While the drop in revenue is a huge issue, marketers are not just worried about lost revenue in the downturn due to temporary financial strains. The concern is that consumers who switch now will build new brand experiences and allegiances that will endure past the recession. Studies of consumer behavior from previous recessions have shown that consumers who switch brands during economic downturns stick to their new brand well into periods of economic recovery.
It’s important that organizations address customer loyalty by identifying and engaging with at-risk customers before they churn. Consider this example, Porsche AG developed an entirely new process to proactively address issues with their vehicles, often before the customer even experienced any symptoms, and significantly improved brand loyalty.
Click here to see a short video clip on Porsche.
When was the last time your dealer called you to proactively repair a known problem with your car?
Organizations need to develop customer loyalty programs that are part of an overall customer-centric strategy, where customers are segmented into meaningful groups and specific strategies are developed to market, sell, and service to these groups. And the customer loyalty programs should promote profitable customer behaviors through providing benefits (such as points for intended customer behaviors where these points can be redeemed for meaningful rewards). The objective is to create positive customer experiences with the brand and the organization — ultimately translating into increase customer loyalty.
Recent studies have shown that the current climate is perfect for investing in customer loyalty programs. According to a Colloquy research “After the Meltdown“, despite the recession, more consumers across all demographic segments are participating in rewards programs than ever before. Overall consumer participation in loyalty programs has increased 19 percent in the U.S. since 2007. Moreover, U.S. loyalty program memberships increased from 1.341 billion to 1.807 billion from 2006 to 2008—a growth rate of nearly 25 percent. And U.S households now have an average of 14.1 loyalty program memberships. The bottom line is that consumers continue to find value in rewards programs as a way to stretch household budgets by earning rewards, gift certificates, fuel rebates and cash back on their purchases.

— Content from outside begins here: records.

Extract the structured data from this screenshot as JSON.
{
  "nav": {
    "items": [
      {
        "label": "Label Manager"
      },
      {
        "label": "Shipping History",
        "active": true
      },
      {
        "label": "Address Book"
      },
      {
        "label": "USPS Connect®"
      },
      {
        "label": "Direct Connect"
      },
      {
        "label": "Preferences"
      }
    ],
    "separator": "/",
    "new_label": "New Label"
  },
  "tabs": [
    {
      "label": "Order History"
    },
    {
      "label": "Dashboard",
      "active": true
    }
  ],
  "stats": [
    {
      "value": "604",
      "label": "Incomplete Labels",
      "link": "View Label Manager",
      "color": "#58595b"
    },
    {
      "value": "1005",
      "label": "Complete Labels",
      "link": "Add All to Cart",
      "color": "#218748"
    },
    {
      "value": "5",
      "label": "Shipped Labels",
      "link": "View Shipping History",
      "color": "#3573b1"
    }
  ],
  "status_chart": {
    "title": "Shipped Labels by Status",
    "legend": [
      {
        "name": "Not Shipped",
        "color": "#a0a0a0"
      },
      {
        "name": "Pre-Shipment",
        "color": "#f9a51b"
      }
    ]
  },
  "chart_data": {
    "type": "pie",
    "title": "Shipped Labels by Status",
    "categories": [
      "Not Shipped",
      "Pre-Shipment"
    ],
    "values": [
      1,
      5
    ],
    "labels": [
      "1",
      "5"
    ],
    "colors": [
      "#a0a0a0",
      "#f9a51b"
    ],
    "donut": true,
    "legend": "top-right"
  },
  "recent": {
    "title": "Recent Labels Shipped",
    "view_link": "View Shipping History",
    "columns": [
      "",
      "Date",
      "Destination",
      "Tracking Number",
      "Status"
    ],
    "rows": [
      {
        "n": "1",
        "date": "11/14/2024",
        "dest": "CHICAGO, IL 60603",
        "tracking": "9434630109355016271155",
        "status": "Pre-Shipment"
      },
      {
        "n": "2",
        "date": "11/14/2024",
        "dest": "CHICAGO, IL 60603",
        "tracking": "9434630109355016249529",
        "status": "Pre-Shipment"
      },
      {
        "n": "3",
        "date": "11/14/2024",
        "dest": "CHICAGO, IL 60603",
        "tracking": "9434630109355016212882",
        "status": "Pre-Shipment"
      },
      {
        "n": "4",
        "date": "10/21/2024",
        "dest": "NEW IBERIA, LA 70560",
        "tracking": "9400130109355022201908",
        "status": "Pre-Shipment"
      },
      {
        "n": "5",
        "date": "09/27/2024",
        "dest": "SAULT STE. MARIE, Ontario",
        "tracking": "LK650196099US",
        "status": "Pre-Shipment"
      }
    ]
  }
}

Successful loyalty programs will greatly enhance the customer experience, increase customer retention, and foster development of a community of people who serve as advocates for the business. In crisis there are always opportunities and the current recession may provide a powerful opening for loyalty marketers to build sustainable customer loyalty to keep the most valuable customers, encourage others to become more loyal, and attract new customers.